This week, I’m taking a much-needed break from the technical details to share my thoughts about the gross inefficiency of most search engines and the unpredictable results they produce. As regular readers of this column are aware, I do a significant amount of research to deliver current information about bugs, hotfixes, and irregularities (and I occasionally offer a word of praise). I also do a great deal of research to answer seemingly simple questions for which no apparent answer exists among the endless information sources we have at our fingertips. I search through product-specific online documentation, enormous volumes of Resource Kit publications, TechNet CD-ROMs, and vast numbers of Web sites, including regular visits to Microsoft's and Windows 2000 Magazine's sites.
I can’t count the number of times I've searched in vain for specific information about Windows NT and Win2K, especially at Microsoft. I’m continually aghast that my searches for one or two keywords—common terms such as "high-encryption" or the text of an error message—return zero, nil, zilch, nada, over and over and over again. The searches can’t or won’t find what I’m looking for, regardless of whether I dig through online Help, the Resource Kit, TechNet, the online Knowledge Base, or even the Windows 2000 Magazine Web site.
For example, I went to the Microsoft Knowledge Base to troubleshoot an annoying Win2K RRAS event log message that appeared after I upgraded to Service Pack 1 (SP1). I entered the search string "Event Id 20106," and, of course, the search "did not find any matches." The equivalent search on TechNet "returned 0 results." And a search for "RRAS errors" returned a whopping two documents, neither of which even remotely applied to my problem. Would it be so difficult for Microsoft to document all the event log messages that Win2K can issue? The need for such a reference seems so obvious. Does this reference exist, and if so, where? Do you suppose that the Knowledge Base search engine can find this document for me?
I recently experienced a similar phenomenon when I attempted to locate back issues of this column at the magazine’s Web site. (I don’t keep local copies of my columns because I figure they’re online and eminently searchable.) However, in this instance, the failure was at least partly my fault because I didn’t read the search Help instructions until after I was thoroughly frustrated, a typical techie tactic. I went to http://www.win2000mag.com and entered the search string "keeping up with nt." You guessed it—no matches. I discovered that to find specific columns, I must preface the search string with "department" and a colon. Next, I typed the search string as department: "Keeping Up With NT," because that’s how the column title appears at the Web site. As luck would have it, my first attempt contained the only combination of upper and lowercase characters that would not produce a match.
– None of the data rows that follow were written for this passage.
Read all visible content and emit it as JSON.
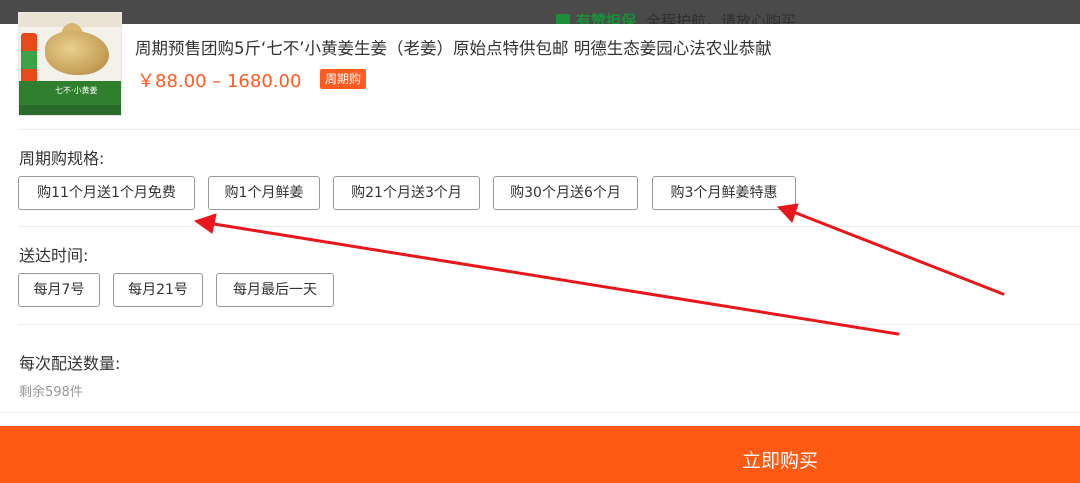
{
  "topbar": {
    "guarantee": "有赞担保",
    "hint": "全程护航，请放心购买"
  },
  "product": {
    "image_text": "七不·小黄姜",
    "title": "周期预售团购5斤‘七不’小黄姜生姜（老姜）原始点特供包邮 明德生态姜园心法农业恭献",
    "price": "￥88.00 – 1680.00",
    "tag": "周期购"
  },
  "sections": {
    "spec_label": "周期购规格:",
    "spec_options": [
      "购11个月送1个月免费",
      "购1个月鲜姜",
      "购21个月送3个月",
      "购30个月送6个月",
      "购3个月鲜姜特惠"
    ],
    "delivery_label": "送达时间:",
    "delivery_options": [
      "每月7号",
      "每月21号",
      "每月最后一天"
    ],
    "quantity_label": "每次配送数量:",
    "stock_text": "剩余598件"
  },
  "actions": {
    "buy_now": "立即购买"
  },
  "colors": {
    "accent": "#ff5a1f",
    "buy_bar": "#ff5a14",
    "arrow": "#e8171b"
  }
}
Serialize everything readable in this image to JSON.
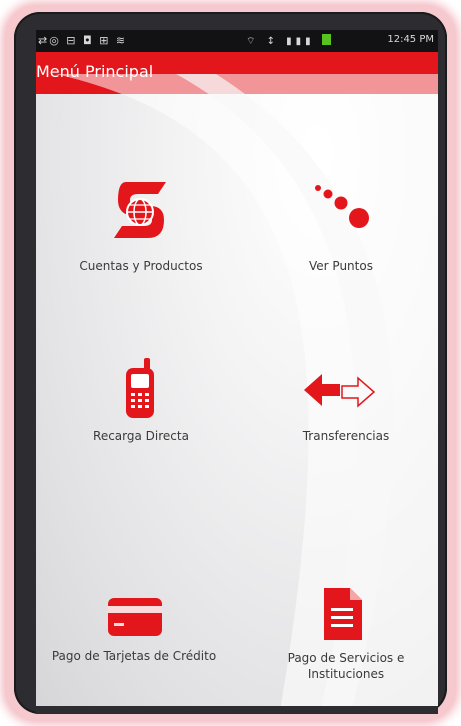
{
  "status_bar": {
    "left_icons": "⇄◎ ⊟ ◘ ⊞ ≋",
    "right_icons": "⌔ ↕ ▮▮▮",
    "time": "12:45 PM"
  },
  "app_bar": {
    "title": "Menú Principal"
  },
  "menu_items": [
    {
      "label": "Cuentas y Productos",
      "icon": "scotiabank-globe-logo-icon"
    },
    {
      "label": "Ver Puntos",
      "icon": "points-dots-icon"
    },
    {
      "label": "Recarga Directa",
      "icon": "mobile-phone-icon"
    },
    {
      "label": "Transferencias",
      "icon": "transfer-arrows-icon"
    },
    {
      "label": "Pago de Tarjetas de Crédito",
      "icon": "credit-card-icon"
    },
    {
      "label": "Pago de Servicios e",
      "label2": "Instituciones",
      "icon": "document-icon"
    }
  ],
  "colors": {
    "accent": "#e3161b",
    "status_bar": "#121214",
    "frame": "#2d2d31",
    "glow": "#f3b7bf"
  }
}
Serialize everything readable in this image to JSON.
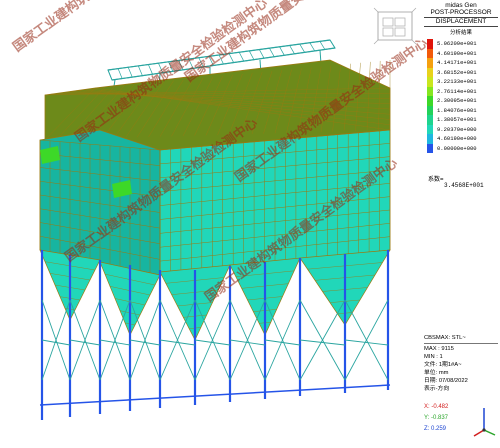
{
  "legend": {
    "app_title": "midas Gen",
    "mode": "POST-PROCESSOR",
    "result_type": "DISPLACEMENT",
    "subtitle": "分析结果",
    "scale": [
      {
        "value": "5.06209e+001",
        "color": "#e0140a"
      },
      {
        "value": "4.60190e+001",
        "color": "#f25a0a"
      },
      {
        "value": "4.14171e+001",
        "color": "#f5a00f"
      },
      {
        "value": "3.68152e+001",
        "color": "#e8d21c"
      },
      {
        "value": "3.22133e+001",
        "color": "#c9e61e"
      },
      {
        "value": "2.76114e+001",
        "color": "#86e61f"
      },
      {
        "value": "2.30095e+001",
        "color": "#3dd828"
      },
      {
        "value": "1.84076e+001",
        "color": "#22d25a"
      },
      {
        "value": "1.38057e+001",
        "color": "#1ed48e"
      },
      {
        "value": "9.20379e+000",
        "color": "#21d7b9"
      },
      {
        "value": "4.60190e+000",
        "color": "#1fb7e0"
      },
      {
        "value": "0.00000e+000",
        "color": "#2554e8"
      }
    ],
    "factor_label": "系数=",
    "factor_value": "3.4568E+001"
  },
  "info": {
    "cbs": "CBSMAX: STL~",
    "max": "MAX : 9115",
    "min": "MIN : 1",
    "file": "文件: 1期1#A~",
    "unit": "单位: mm",
    "date": "日期: 07/08/2022",
    "view": "表示-方向"
  },
  "axes": {
    "x": "X: -0.482",
    "y": "Y: -0.837",
    "z": "Z: 0.259",
    "x_color": "#d21e1e",
    "y_color": "#2aa52a",
    "z_color": "#1e46d2"
  },
  "watermark": {
    "text": "国家工业建构筑物质量安全检验检测中心"
  },
  "colors": {
    "panel_fill": "#21d7b9",
    "panel_fill_dark": "#17b5a0",
    "beam_line": "#9a7a10",
    "roof_fill": "#6d8a1a",
    "column_blue": "#2554e8",
    "highlight_green": "#3dd828"
  }
}
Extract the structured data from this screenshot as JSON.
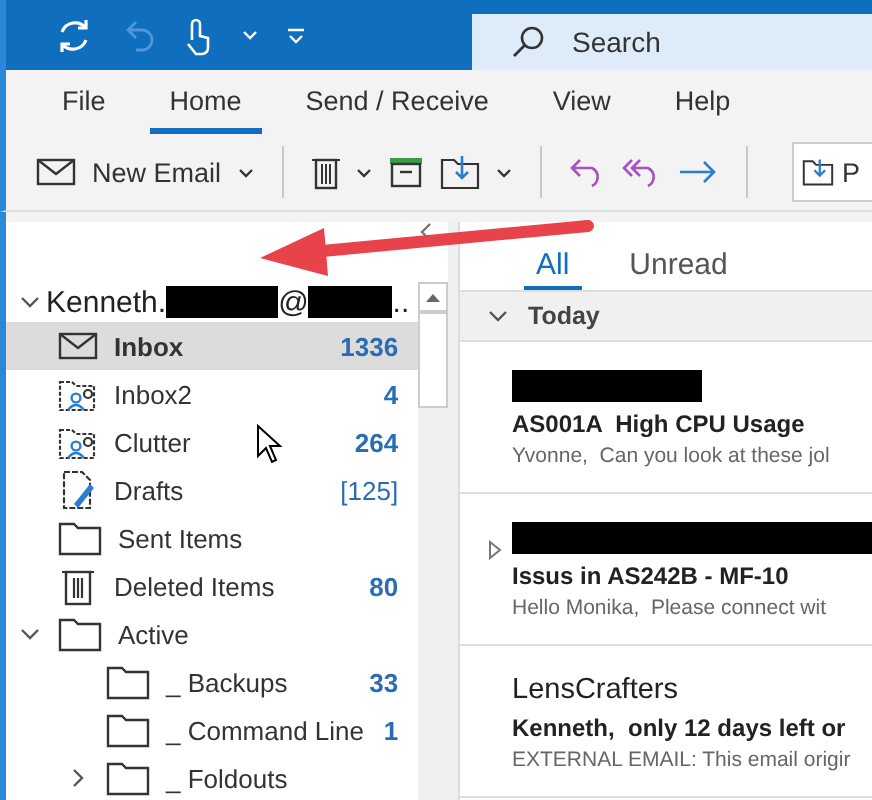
{
  "title_bar": {
    "search": {
      "placeholder": "Search"
    }
  },
  "menu": [
    {
      "label": "File",
      "selected": false
    },
    {
      "label": "Home",
      "selected": true
    },
    {
      "label": "Send / Receive",
      "selected": false
    },
    {
      "label": "View",
      "selected": false
    },
    {
      "label": "Help",
      "selected": false
    }
  ],
  "ribbon": {
    "new_email": "New Email",
    "cut_button": "P"
  },
  "folder_pane": {
    "account": [
      {
        "kind": "text",
        "text": "Kenneth."
      },
      {
        "kind": "redacted"
      },
      {
        "kind": "text",
        "text": "@"
      },
      {
        "kind": "redacted"
      },
      {
        "kind": "text",
        "text": ".."
      }
    ],
    "folders": [
      {
        "label": "Inbox",
        "count": "1336",
        "kind": "mail",
        "selected": true
      },
      {
        "label": "Inbox2",
        "count": "4",
        "kind": "shared",
        "selected": false
      },
      {
        "label": "Clutter",
        "count": "264",
        "kind": "shared",
        "selected": false
      },
      {
        "label": "Drafts",
        "count": "[125]",
        "kind": "drafts",
        "selected": false
      },
      {
        "label": "Sent Items",
        "kind": "folder",
        "selected": false
      },
      {
        "label": "Deleted Items",
        "count": "80",
        "kind": "trash",
        "selected": false
      },
      {
        "label": "Active",
        "kind": "folder",
        "selected": false,
        "expanded": true,
        "children": [
          {
            "label": "_ Backups",
            "count": "33",
            "kind": "folder",
            "selected": false
          },
          {
            "label": "_ Command Line",
            "count": "1",
            "kind": "folder",
            "selected": false
          },
          {
            "label": "_ Foldouts",
            "kind": "folder",
            "selected": false,
            "expanded": false
          }
        ]
      }
    ]
  },
  "message_list": {
    "tabs": [
      {
        "label": "All",
        "selected": true
      },
      {
        "label": "Unread",
        "selected": false
      }
    ],
    "group": "Today",
    "messages": [
      {
        "sender_redacted": true,
        "thread": false,
        "subject": "AS001A  High CPU Usage",
        "preview": "Yvonne,  Can you look at these jol"
      },
      {
        "sender_redacted": true,
        "thread": true,
        "subject": "Issus in AS242B - MF-10",
        "preview": "Hello Monika,  Please connect wit"
      },
      {
        "sender_redacted": false,
        "sender": "LensCrafters",
        "thread": false,
        "subject": "Kenneth,  only 12 days left or",
        "preview": "EXTERNAL EMAIL: This email origir"
      }
    ]
  }
}
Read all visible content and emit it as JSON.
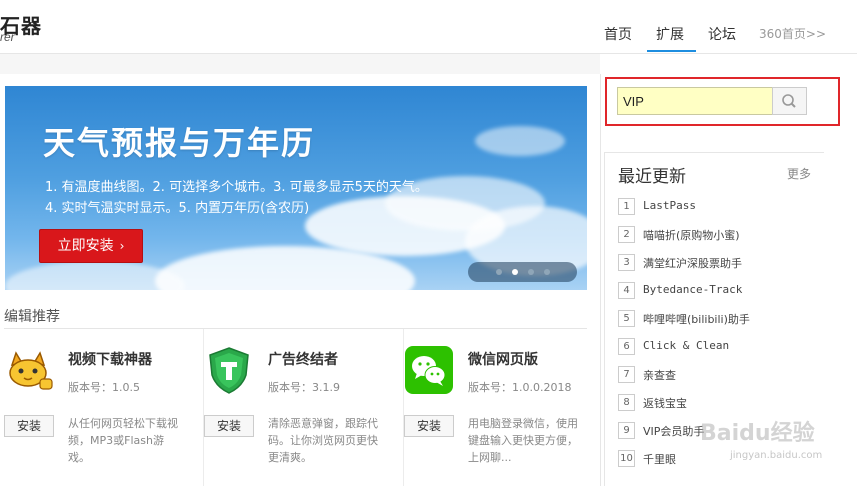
{
  "header": {
    "logo_title": "石器",
    "logo_sub": "rer",
    "nav": [
      "首页",
      "扩展",
      "论坛"
    ],
    "nav_more": "360首页>>"
  },
  "banner": {
    "title": "天气预报与万年历",
    "line1": "1. 有温度曲线图。2. 可选择多个城市。3. 可最多显示5天的天气。",
    "line2": "4. 实时气温实时显示。5. 内置万年历(含农历)",
    "install_label": "立即安装",
    "dots_active_index": 1
  },
  "editor_picks": {
    "title": "编辑推荐",
    "cards": [
      {
        "name": "视频下载神器",
        "version": "版本号：1.0.5",
        "button": "安装",
        "desc": "从任何网页轻松下载视频，MP3或Flash游戏。",
        "icon": "yellow-cat-icon"
      },
      {
        "name": "广告终结者",
        "version": "版本号：3.1.9",
        "button": "安装",
        "desc": "清除恶意弹窗，跟踪代码。让你浏览网页更快更清爽。",
        "icon": "green-shield-icon"
      },
      {
        "name": "微信网页版",
        "version": "版本号：1.0.0.2018",
        "button": "安装",
        "desc": "用电脑登录微信，使用键盘输入更快更方便，上网聊...",
        "icon": "wechat-icon"
      }
    ]
  },
  "search": {
    "value": "VIP",
    "highlight_color": "#e0262a"
  },
  "recent": {
    "title": "最近更新",
    "more": "更多",
    "items": [
      {
        "num": "1",
        "name": "LastPass"
      },
      {
        "num": "2",
        "name": "喵喵折(原购物小蜜)"
      },
      {
        "num": "3",
        "name": "满堂红沪深股票助手"
      },
      {
        "num": "4",
        "name": "Bytedance-Track"
      },
      {
        "num": "5",
        "name": "哔哩哔哩(bilibili)助手"
      },
      {
        "num": "6",
        "name": "Click & Clean"
      },
      {
        "num": "7",
        "name": "亲查查"
      },
      {
        "num": "8",
        "name": "返钱宝宝"
      },
      {
        "num": "9",
        "name": "VIP会员助手"
      },
      {
        "num": "10",
        "name": "千里眼"
      }
    ]
  },
  "watermark": {
    "text": "Baidu经验",
    "sub": "jingyan.baidu.com"
  }
}
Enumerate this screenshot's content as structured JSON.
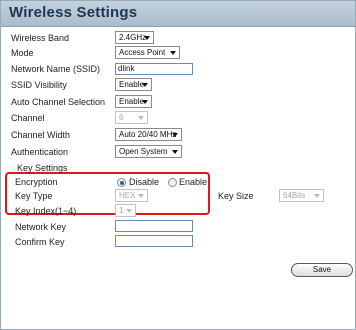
{
  "title": "Wireless Settings",
  "fields": {
    "wireless_band": {
      "label": "Wireless Band",
      "value": "2.4GHz"
    },
    "mode": {
      "label": "Mode",
      "value": "Access Point"
    },
    "ssid": {
      "label": "Network Name (SSID)",
      "value": "dlink"
    },
    "ssid_visibility": {
      "label": "SSID Visibility",
      "value": "Enable"
    },
    "auto_channel": {
      "label": "Auto Channel Selection",
      "value": "Enable"
    },
    "channel": {
      "label": "Channel",
      "value": "6"
    },
    "channel_width": {
      "label": "Channel Width",
      "value": "Auto 20/40 MHz"
    },
    "authentication": {
      "label": "Authentication",
      "value": "Open System"
    }
  },
  "key_settings": {
    "heading": "Key Settings",
    "encryption": {
      "label": "Encryption",
      "options": [
        "Disable",
        "Enable"
      ],
      "selected": "Disable"
    },
    "key_type": {
      "label": "Key Type",
      "value": "HEX"
    },
    "key_size": {
      "label": "Key Size",
      "value": "64Bits"
    },
    "key_index": {
      "label": "Key Index(1~4)",
      "value": "1"
    },
    "network_key": {
      "label": "Network Key",
      "value": ""
    },
    "confirm_key": {
      "label": "Confirm Key",
      "value": ""
    }
  },
  "buttons": {
    "save": "Save"
  },
  "colors": {
    "highlight_border": "#e0151d",
    "title_text": "#1f3550",
    "title_bar": "#b6c6d6"
  }
}
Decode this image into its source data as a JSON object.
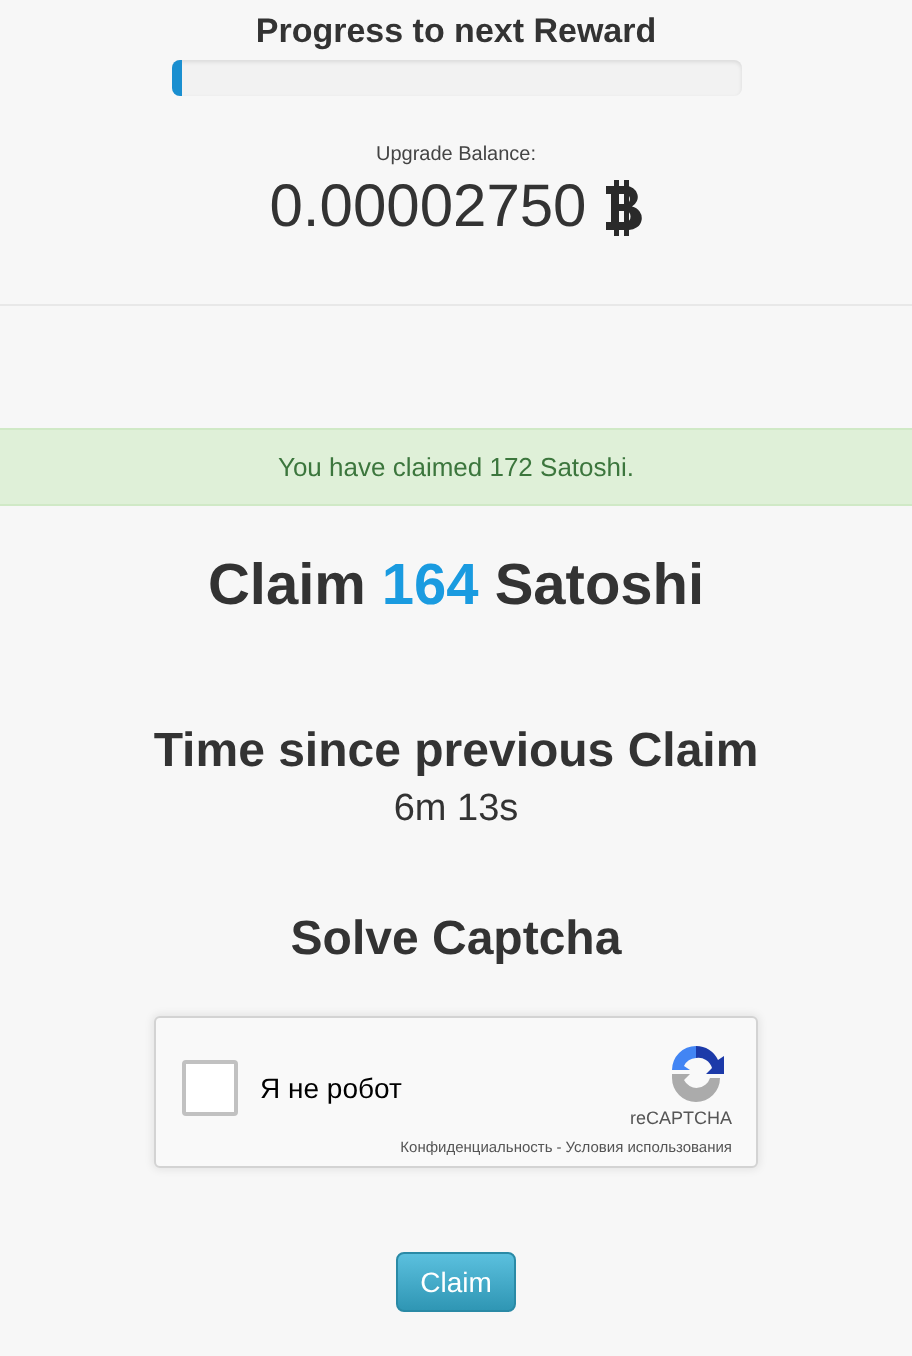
{
  "progress": {
    "title": "Progress to next Reward",
    "level": 0.02
  },
  "balance": {
    "label": "Upgrade Balance:",
    "value": "0.00002750"
  },
  "alert": {
    "text": "You have claimed 172 Satoshi."
  },
  "claim_heading": {
    "prefix": "Claim",
    "amount": "164",
    "suffix": "Satoshi"
  },
  "timer": {
    "title": "Time since previous Claim",
    "value": "6m 13s"
  },
  "captcha": {
    "title": "Solve Captcha",
    "checked": false,
    "label": "Я не робот",
    "brand": "reCAPTCHA",
    "privacy": "Конфиденциальность",
    "separator": "-",
    "terms": "Условия использования"
  },
  "button": {
    "label": "Claim"
  }
}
When I finally read the search Help instructions, I found a concise description of the search engine match criteria that explained how the engine treats lowercase and uppercase characters.
I have a few general suggestions that might reduce the frequency of the "0 results found" response. For starters, to ensure some base level of consistency, we need an international (perhaps language-specific) standard for search engines that outlines in detail the basic functionality. Many search engines employ similar standards for quoted strings, plus signs, and minus signs, but vary widely in how they treat uppercase versus lowercase characters, abbreviations, and special characters. With a standard in place, the hosting Web site would have to conform and clearly document any additional enhancements. features.
Next, every searchable Web site should include a Help button that describes how the matching algorithms work. If Microsoft had such a button on the Knowledge Base page, I might be able to figure out how to find "Event Id 20106."
Third, because terminology varies so widely across disciplines, each searchable site should make the search engine’s index of terms available upon request. If I can first look at an index of terms, I can enter a search string with some confidence that I'll get the results I'm after. At the Microsoft Knowledge Base site, for example, an index would let me know to enter "RRAS" instead of "Routing and Remote Access" and "128-bit" instead of "high-encryption."
Finally, we need a search engine that understands when terms are equivalent or closely-related; an engine with enough intelligence to return all references that contain either "128-bit" or "high-encryption." A search engine with smarts should be able to find all references to a proper name without requiring that I enter all possible permutations (e.g., first name-last name, last name-first name, first, last, comma here, comma there, and so on).
I took some measure of comfort when a highly respected colleague recently asked how I find anything in the Microsoft Knowledge Base. And I know, deep down, that millions of folks are in the same jungle of cyberspace research, enduring the litany of "nothing matched your search" and "0 results found." Collectively, we wonder whether we've gone temporarily insane or have somehow regressed overnight into technical novices. Although I claim no expertise in the subject of search engines, I'm a very frustrated user. I know the industry can do a much better job; we can only hope it’s sooner rather than later.